Naive Matching of Array Sequences

Given the very basic example in your original first question, and making some assumptions such as:

You are looking for complete matches of arr1, not just the longest subsequence.
arr1 will always be shorter than arr2.
The subsequence could match zero or more times.

then you can use the #size of arr1 to create a sliding window over arr2, and then #select matches that contain the same value as arr1. Since arrays (unlike sets or set-like difference or union operations) are ordered, [1, 2, 3] == [3, 2, 1] #=> false, which means you'll only get matches when a sub-sequence of arr2 is an exact match for a sub-sequence in arr1 of the same length and with elements in the same ordinal positions.

Consider the following:

arr1 = [1, 2, 3, 4]
arr2 = [4, 1, 2, 1, 2, 3, 4, 4]

subseq = arr2.each_cons(arr1.size).select { _1 == arr1 }
#=> [[1, 2, 3, 4]]

The end result is an array-of-arrays, which will either be #empty? if no sub-sequences were found, or the matched sequences. You can then iterate over the matches, if any, or just do something with subseq.pop if you want to work with a single value.

You may have to validate the assumptions above, or pursue a different solution if you are looking for matching substrings of arr1 with arr2, but while a bit naive the solution matches the inputs and outputs you provided.

Matching Items by Index

This is a different problem, because you are no longer really looking at sub-sequences. Instead, you are comparing items at a given index. There are a couple of ways you might solve this quickly without resorting to complex algorithms, including #zip and #each_with_index. Consider the following examples.

Comparing by Index

The following naive solution assumes that:

Your arrays are both the same size.
You want to return any value of arr2 that isn't isn't in the same index location as arr1.

arr1 = [1, 2, 3, 4]
arr2 = [4, 3, 2, 1]

arr1.each_with_index do |elem, idx|
    arr2[idx] unless elem == arr2[idx]
end
#=> [1, 2, 3, 4]

This will of course give bad results if the two arrays are of different sizes. In that case, you might need a smarter comparison such as:

arr1 = [1, 2, 3, 4, 5]
arr2 = [4, 3, 2, 1, 0, -1]

(0...[arr1.size, arr2.size].max).map do |idx|
  arr1[idx] == arr2[idx] ? nil : arr2[idx]
end
#=> [4, 3, 2, 1, 0, -1]

which will show elements from arr2 that are different, even if there's no matching index in arr1.

When Arrays Aren't Unique

This solution return values that are different, and nil where they are the same so that you can see no word was changed at that index.
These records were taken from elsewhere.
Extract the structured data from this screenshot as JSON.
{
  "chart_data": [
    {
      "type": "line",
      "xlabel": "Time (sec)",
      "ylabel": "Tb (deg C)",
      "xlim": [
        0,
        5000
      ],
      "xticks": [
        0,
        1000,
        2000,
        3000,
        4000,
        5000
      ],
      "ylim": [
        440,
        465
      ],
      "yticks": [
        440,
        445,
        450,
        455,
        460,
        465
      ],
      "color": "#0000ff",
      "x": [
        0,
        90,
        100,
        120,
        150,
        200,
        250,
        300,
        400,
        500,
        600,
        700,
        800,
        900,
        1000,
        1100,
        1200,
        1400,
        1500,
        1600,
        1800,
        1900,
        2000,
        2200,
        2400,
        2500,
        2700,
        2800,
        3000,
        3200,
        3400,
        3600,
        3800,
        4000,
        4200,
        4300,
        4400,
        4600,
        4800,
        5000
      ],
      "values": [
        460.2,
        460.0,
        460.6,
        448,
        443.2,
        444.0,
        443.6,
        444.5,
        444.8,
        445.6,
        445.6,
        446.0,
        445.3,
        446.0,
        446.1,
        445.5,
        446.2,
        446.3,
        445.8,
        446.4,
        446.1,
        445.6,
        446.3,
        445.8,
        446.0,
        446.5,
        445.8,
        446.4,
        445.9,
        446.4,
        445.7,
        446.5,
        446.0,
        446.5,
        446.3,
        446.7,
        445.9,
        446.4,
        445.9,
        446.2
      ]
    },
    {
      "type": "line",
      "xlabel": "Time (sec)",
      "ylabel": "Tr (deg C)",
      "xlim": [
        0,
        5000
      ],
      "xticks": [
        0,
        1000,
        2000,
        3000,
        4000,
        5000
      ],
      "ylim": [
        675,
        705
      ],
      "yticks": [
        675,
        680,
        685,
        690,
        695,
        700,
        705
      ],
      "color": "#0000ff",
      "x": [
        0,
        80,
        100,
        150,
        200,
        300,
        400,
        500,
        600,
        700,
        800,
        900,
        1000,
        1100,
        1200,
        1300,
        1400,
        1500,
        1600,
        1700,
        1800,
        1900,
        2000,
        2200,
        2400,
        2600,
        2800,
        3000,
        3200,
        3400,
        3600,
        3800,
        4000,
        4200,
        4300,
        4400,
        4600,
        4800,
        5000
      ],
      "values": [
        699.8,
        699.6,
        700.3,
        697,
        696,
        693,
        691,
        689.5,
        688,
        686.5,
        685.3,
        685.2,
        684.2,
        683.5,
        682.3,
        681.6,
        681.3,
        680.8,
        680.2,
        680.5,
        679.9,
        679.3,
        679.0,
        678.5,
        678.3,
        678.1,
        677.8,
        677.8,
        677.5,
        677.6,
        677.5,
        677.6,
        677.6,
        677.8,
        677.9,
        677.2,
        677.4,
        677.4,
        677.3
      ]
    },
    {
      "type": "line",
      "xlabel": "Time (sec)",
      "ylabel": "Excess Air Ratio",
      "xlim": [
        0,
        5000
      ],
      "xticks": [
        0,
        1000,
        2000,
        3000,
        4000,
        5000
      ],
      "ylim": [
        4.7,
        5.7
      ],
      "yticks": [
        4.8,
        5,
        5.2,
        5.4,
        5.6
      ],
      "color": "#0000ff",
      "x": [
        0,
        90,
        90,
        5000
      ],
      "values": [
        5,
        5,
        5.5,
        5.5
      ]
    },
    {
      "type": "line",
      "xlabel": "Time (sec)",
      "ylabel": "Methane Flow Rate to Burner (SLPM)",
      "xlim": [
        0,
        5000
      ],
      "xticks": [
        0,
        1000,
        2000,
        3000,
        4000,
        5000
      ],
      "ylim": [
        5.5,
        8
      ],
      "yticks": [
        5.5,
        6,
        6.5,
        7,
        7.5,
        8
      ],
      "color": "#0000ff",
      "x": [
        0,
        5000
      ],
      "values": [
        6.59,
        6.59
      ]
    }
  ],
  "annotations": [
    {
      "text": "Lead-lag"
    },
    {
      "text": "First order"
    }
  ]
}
For example:

arr1 = [1, 3, 2, 4]
arr2 = [4, 3, 2, 1]

arr1.each_with_index.
  map { _1 == arr2[_2] ? nil : arr2[_2] }
#=> [4, nil, nil, 1]

If you don't want nil then replace it with _1 like so:

arr1 = [1, 2, 3, 4]
arr2 = [4, 3, 2, 1]

arr1.each_with_index.
  map { _1 == arr2[_2] ? nil : arr2[_2] }
#=> [4, 3, 2, 1]

Handling Unbalanced Arrays

You also have an edge case where your arrays may not be balanced. Another somewhat naive solution is to simply #zip the arrays, return values that don't match the sub-arrays or hashed key/value pairs, and then deal with the "overhang" of unbalanced items. For example:

arr1 = [1, 2, 3, 4, 5]
arr2 = [4, 3, 2, 1, 0, -1]

changed = arr1.zip(arr2).to_h.
  map { _1 == _2 ? nil : _2 }
  .append (arr1.size - arr2.size)
  .negative? ? arr2.last : arr1.last
#=> [4, 3, 2, 1, 0, -1]

Conclusion

All of these approaches basically rely on indexing rather than set-matching. They're also all pretty fast as they use built-in objects and methods rather than hand-crafted algorithms. They may not be a comprehensive replacement for specific LCS or edit-distance algorithms, but they all solve aspects of your stated problem with repeatable and predictable results so long as you meet the foundational assumptions.

If none of these fit your exact use case, they should at least get you started with devising your own after you identify whatever edge cases may apply. Failing that, a more complex solution may be needed, but these approaches have served me well for most of the use cases I've run across in real-world code. Your mileage may certainly vary.